Increases seen across the country

The United States reported 60,315 new COVID-19 cases yesterday, with 933 deaths, according to the Johns Hopkins COVID-19 dashboard. The country now has at least 8,312,109 confirmed infections, and 221,694 deaths.

As Butler noted, unlike the previous surges in the spring and the summer, which were driven by hot spots in the Northeast and the South, the "third wave" of infections are occurring in nearly every region of the country. The COVID Exit Strategy website lists 32 states as having uncontrolled spread, and 11 as trending poorly.

The Midwest continues to be one of the hardest-hit areas. In Wisconsin, which yesterday reported 4,591 new COVID-19 cases after working through a backlog of data caused by a weekend outage, Gov.
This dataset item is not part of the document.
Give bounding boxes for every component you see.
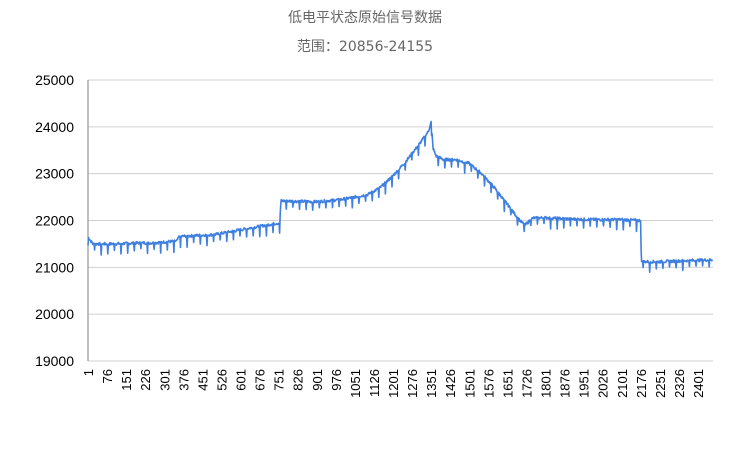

Tony Evers pleaded with residents to start changing their behavior.

"If we continue to make excuses for not doing this, we will have more deaths, we will have more people with COVID-19, and, frankly, we will have a lot less economic activity in the state of Wisconsin," Evers said at a press conference, according to the Milwaukee Journal Sentinel. "This is a critical time, folks."

In neighboring Michigan, officials in Washtenaw County yesterday issued a stay-at-home order to the entire Ann Arbor campus of the University of Michigan. The order was issued after county health officials traced 61% of 600 new COVID-19 cases recorded in the county since Oct 12 back to the campus.

"The situation locally has become critical, and this order is necessary to reverse the current increase in cases," county health officer Jimena Loveluck, MSW, said in a press release.

Under the order, which will remain in effect until Nov 3, students must remain in their residences unless attending class, working in jobs that can't be performed remotely, or accessing dining services.

But states in the Northeast are on edge as well as cases rise following a summer of low virus activity. In response, the governors of New York, New Jersey, and Connecticut yesterday issued a joint statement urging residents to avoid unnecessary or non-essential travel between the states, Reuters reported. But the governors said they would not attempt to impose quarantines on visitors from other states.

European surge continues

Meanwhile, countries across Europe continue to report record new daily infections. Among them is Poland, which saw 10,040 new cases today, according to Reuters. One of the new restrictions the Polish government is considering to help mitigate virus transmission and reduce the strain on the healthcare system is moving all primary school students to distance learning.

In Belgium yesterday, Health Minister Frank Vandenbroucke told lawmakers that the country will need to postpone all non-essential hospital procedures to deal with the country's surge in new COVID-19 cases. The number of COVID-19 patients in the country's intensive care units is doubling every 8 to 9 days, Reuters reported.         

Ukraine, Bulgaria, and Croatia also reported new record highs today.

In other international developments:

  • The Coalition for Epidemic Preparedness (CEPI) announced today that it has signed agreements with two pharmaceutical companies—Biofabri in Spain and GC Pharma in South Korea—to reserve manufacturing capacity for more than 1 billion doses of COVID-19 vaccine designated by CEPI. The vaccines manufactured under the agreement will be procured and distributed through the COVAX Facility, a global initiative to enable equitable access to COVID-19 vaccines.

  • A new report from the United Nations notes that women make up 69% of frontline healthcare workers battling the pandemic, and as a result face a higher risk of infection than men in the workplace. The report found that although women are less likely to die from COVID-19 than men, they face additional challenges related to the disease, including increased risk of domestic abuse and violence due to isolation measures imposed by governments.